Persistent Enhancement of Exciton Diffusivity in CsPbBr3 Nanocrystal Solids

TL;DR

This study reveals that exciton diffusivity in CsPbBr3 nanocrystal solids can be persistently enhanced by recent excitation, due to an intrinsic lattice response, leading to significantly faster exciton transport than previously observed.

Contribution

It demonstrates a novel, intrinsic, excitation-dependent enhancement of exciton diffusivity in CsPbBr3 nanocrystals, independent of nonlinear interactions or surface effects.

Findings

Exciton diffusivity can be increased by recent excitation history.

The enhanced diffusivity persists for microseconds at room temperature.
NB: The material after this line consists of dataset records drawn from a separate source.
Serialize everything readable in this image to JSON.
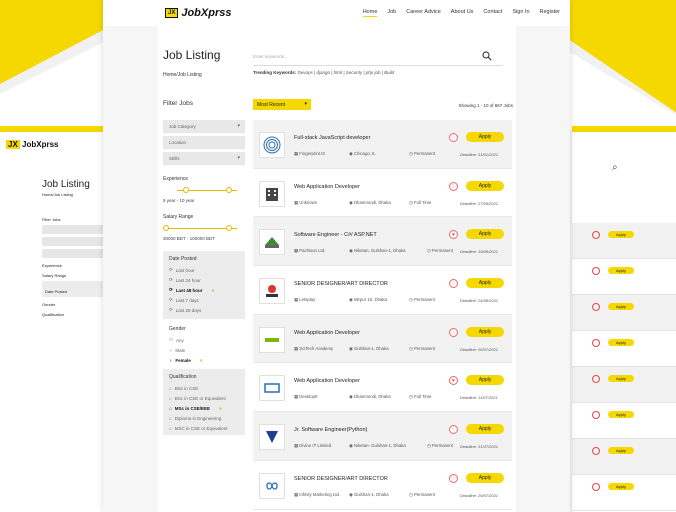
{
  "brand": {
    "badge": "JX",
    "name": "JobXprss"
  },
  "nav": [
    "Home",
    "Job",
    "Career Advice",
    "About Us",
    "Contact",
    "Sign In",
    "Register"
  ],
  "page": {
    "title": "Job Listing",
    "breadcrumb": "Home/Job Listing",
    "search_placeholder": "Enter keywords...",
    "trending_label": "Trending Keywords:",
    "trending_items": "Devops | django | html | Security | php job | Build",
    "sort_value": "Most Recent",
    "showing": "Showing 1 - 10 of 667 Jobs"
  },
  "filters": {
    "title": "Filter Jobs",
    "category": "Job Category",
    "location": "Location",
    "skills": "Skills",
    "experience_title": "Experience",
    "experience_value": "5 year - 10 year",
    "salary_title": "Salary Range",
    "salary_value": "30000 BDT - 100000 BDT",
    "date_title": "Date Posted",
    "date_options": [
      "Last hour",
      "Last 24 hour",
      "Last 48 hour",
      "Last 7 days",
      "Last 28 days"
    ],
    "gender_title": "Gender",
    "gender_options": [
      "Any",
      "Male",
      "Female"
    ],
    "qualification_title": "Qualification",
    "qualification_options": [
      "BSc in CSE",
      "BSc in CSE or Equivalent",
      "MSc in CSE/EEE",
      "Diploma in Engineering",
      "MSC in CSE or Equivalent"
    ]
  },
  "jobs": [
    {
      "title": "Full-stack JavaScript developer",
      "company": "Fingerprint.IS",
      "location": "Chicago, IL",
      "type": "Permanent",
      "deadline": "Deadline: 31/01/2021",
      "logo": "fingerprint"
    },
    {
      "title": "Web Application Developer",
      "company": "Unknown",
      "location": "Dhanmondi, Dhaka",
      "type": "Full Time",
      "deadline": "Deadline: 27/09/2021",
      "logo": "building"
    },
    {
      "title": "Software Engineer - C#/ ASP.NET",
      "company": "Pachisun Ltd.",
      "location": "Niketan, Gulshan-1, Dhaka",
      "type": "Permanent",
      "deadline": "Deadline: 19/08/2021",
      "logo": "pachisun"
    },
    {
      "title": "SENIOR DESIGNER/ART DIRECTOR",
      "company": "Letsplay",
      "location": "Mirpur 10, Dhaka",
      "type": "Permanent",
      "deadline": "Deadline: 24/08/2021",
      "logo": "letsplay"
    },
    {
      "title": "Web Application Developer",
      "company": "SciTech Academy",
      "location": "Gulshan-1, Dhaka",
      "type": "Permanent",
      "deadline": "Deadline: 05/07/2021",
      "logo": "scitech"
    },
    {
      "title": "Web Application Developer",
      "company": "DesktopIt",
      "location": "Dhanmondi, Dhaka",
      "type": "Full Time",
      "deadline": "Deadline: 11/07/2021",
      "logo": "desktopit"
    },
    {
      "title": "Jr. Software Engineer(Python)",
      "company": "Divine IT Limited",
      "location": "Niketan- Gulshan-1, Dhaka",
      "type": "Permanent",
      "deadline": "Deadline: 31/07/2021",
      "logo": "divine"
    },
    {
      "title": "SENIOR DESIGNER/ART DIRECTOR",
      "company": "Infinity Marketing Ltd.",
      "location": "Gulshan-1, Dhaka",
      "type": "Permanent",
      "deadline": "Deadline: 29/07/2021",
      "logo": "infinity"
    }
  ],
  "apply_label": "Apply"
}
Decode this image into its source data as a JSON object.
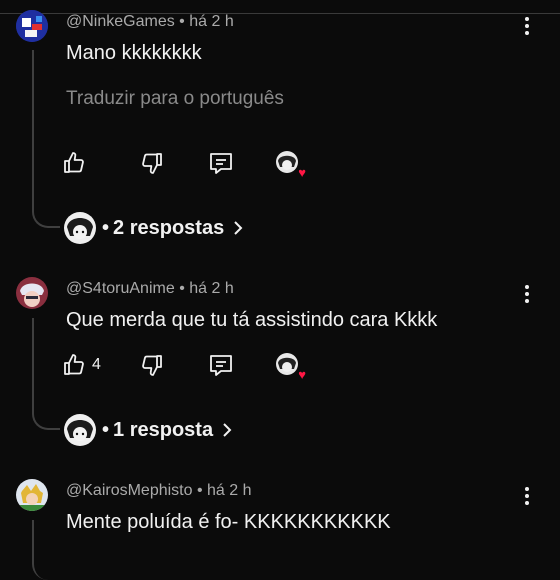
{
  "comments": [
    {
      "handle": "@NinkeGames",
      "time": "há 2 h",
      "text": "Mano kkkkkkkk",
      "translate": "Traduzir para o português",
      "likes": "",
      "replies": "2 respostas"
    },
    {
      "handle": "@S4toruAnime",
      "time": "há 2 h",
      "text": "Que merda que tu tá assistindo cara Kkkk",
      "likes": "4",
      "replies": "1 resposta"
    },
    {
      "handle": "@KairosMephisto",
      "time": "há 2 h",
      "text": "Mente poluída é fo- KKKKKKKKKKK"
    }
  ],
  "separator": "•",
  "colors": {
    "heart": "#ff1744",
    "background": "#0b0b0b",
    "muted": "#aaaaaa"
  },
  "icons": [
    "thumbs-up-icon",
    "thumbs-down-icon",
    "reply-icon",
    "creator-heart-icon",
    "more-vert-icon",
    "chevron-right-icon"
  ]
}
The observed diffusivity exceeds 0.15 cm²/s, indicating strong excitonic coupling.

Abstract

In semiconductors, exciton or charge carrier diffusivity is typically described as an inherent material property. Here, we show that the transport of excitons (i.e., bound electron-hole pairs) in CsPbBr3 perovskite nanocrystals (NCs) depends markedly on how recently those NCs were occupied by a previous exciton. Using fluence- and repetition-rate-dependent transient photoluminescence microscopy, we visualize the effect of excitation frequency on exciton transport in CsPbBr3 NC solids. Surprisingly, we observe a striking dependence of the apparent exciton diffusivity on excitation laser power that does not arise from nonlinear exciton-exciton interactions nor from thermal heating of the sample. We interpret our observations with a model in which excitons cause NCs to undergo a transition to a metastable configuration that admits faster exciton transport by roughly an order of magnitude. This metastable configuration persists for ~microseconds at room temperature, and does not depend on the identity of surface ligands or presence of an oxide shell, suggesting that it is an intrinsic response of the perovskite lattice to electronic excitation. The exciton diffusivity observed here (>0.15 cm2/s) is considerably higher than that observed in other NC systems on similar timescales, revealing unusually strong excitonic coupling in a NC material. The finding of a persistent enhancement in excitonic coupling between NCs may help explain other extraordinary photophysical behaviors observed in CsPbBr3 NC arrays, such as superfluorescence. Additionally, faster exciton diffusivity under higher photoexcitation intensity is likely to provide practical insights for optoelectronic device engineering.